Rockfield Elementary currently has three WKU students serving as long-term substitute teachers in various departments. Principal Cassady spoke on the need for these students to step in.

“There’s a couple of things that have occurred, one, obviously, the COVID situation has created some issues with us finding long-term subs,” he explained. These substitute teachers may fill-in if a staff member is asked to quarantine. Cassady also said sometimes it is difficult to find substitute teachers during a regular year.

“The other part is with a lot of the federal funding that’s come through, we were able to pick up additional staffing,” Cassady went on to say. “So, with that, each school picked up about two to three people right off the bat.”

One of the WKU students filling in as an emergency sub is Will Downing. He is currently filling in for a teacher on maternity leave and is set to graduate in December.

“It’s something I would have never imagined, but knowing that I am able to help out a school that needs it, they’re helping me so much,” Downing said. “Not only am I learning from it, but I feel impacted by the school.”

Everyday Downing teaches 90 fifth graders, with about 30 in each class.
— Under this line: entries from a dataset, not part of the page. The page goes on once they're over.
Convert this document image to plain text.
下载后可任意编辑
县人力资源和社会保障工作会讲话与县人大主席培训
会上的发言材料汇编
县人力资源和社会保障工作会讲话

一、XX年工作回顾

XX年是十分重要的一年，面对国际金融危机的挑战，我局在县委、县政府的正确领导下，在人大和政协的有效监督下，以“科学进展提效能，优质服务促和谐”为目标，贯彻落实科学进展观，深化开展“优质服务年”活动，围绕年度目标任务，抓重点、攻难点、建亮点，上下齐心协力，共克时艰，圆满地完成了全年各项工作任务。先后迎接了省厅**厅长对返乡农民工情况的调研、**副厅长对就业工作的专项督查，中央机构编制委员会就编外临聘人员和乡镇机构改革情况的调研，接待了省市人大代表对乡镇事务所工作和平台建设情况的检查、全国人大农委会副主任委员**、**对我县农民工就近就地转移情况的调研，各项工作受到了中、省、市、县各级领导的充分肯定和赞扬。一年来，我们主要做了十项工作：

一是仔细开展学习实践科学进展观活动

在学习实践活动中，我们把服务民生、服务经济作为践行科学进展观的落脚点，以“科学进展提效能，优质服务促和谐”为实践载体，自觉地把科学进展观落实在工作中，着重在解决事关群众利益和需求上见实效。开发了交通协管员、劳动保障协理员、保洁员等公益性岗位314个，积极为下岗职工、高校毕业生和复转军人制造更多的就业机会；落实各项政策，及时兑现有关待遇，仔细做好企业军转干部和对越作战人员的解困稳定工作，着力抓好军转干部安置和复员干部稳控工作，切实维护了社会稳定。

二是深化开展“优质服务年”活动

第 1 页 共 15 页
He said though it was a bit challenging at first, getting used to managing a classroom, the experience has been rewarding.

“It’s different, but you’re learning so much from it,” he said. “You’re taking so much from it every day and I’m just very, very grateful that I’m able to step in this role at this point.”

Though these WKU students aren’t working directly with a teacher, they still have a lot of support around them.

“They’ve got mentors, both in the building and outside of the building,” Cassady said. “Being able to work with kids directly developing lesson plans, assessments and analyzing assessments, everything else, it’s been, it’s been a neat process to watch, and the young people have done phenomenal.”

Most of these emergency substitutes will stay working at their schools through the end of the semester.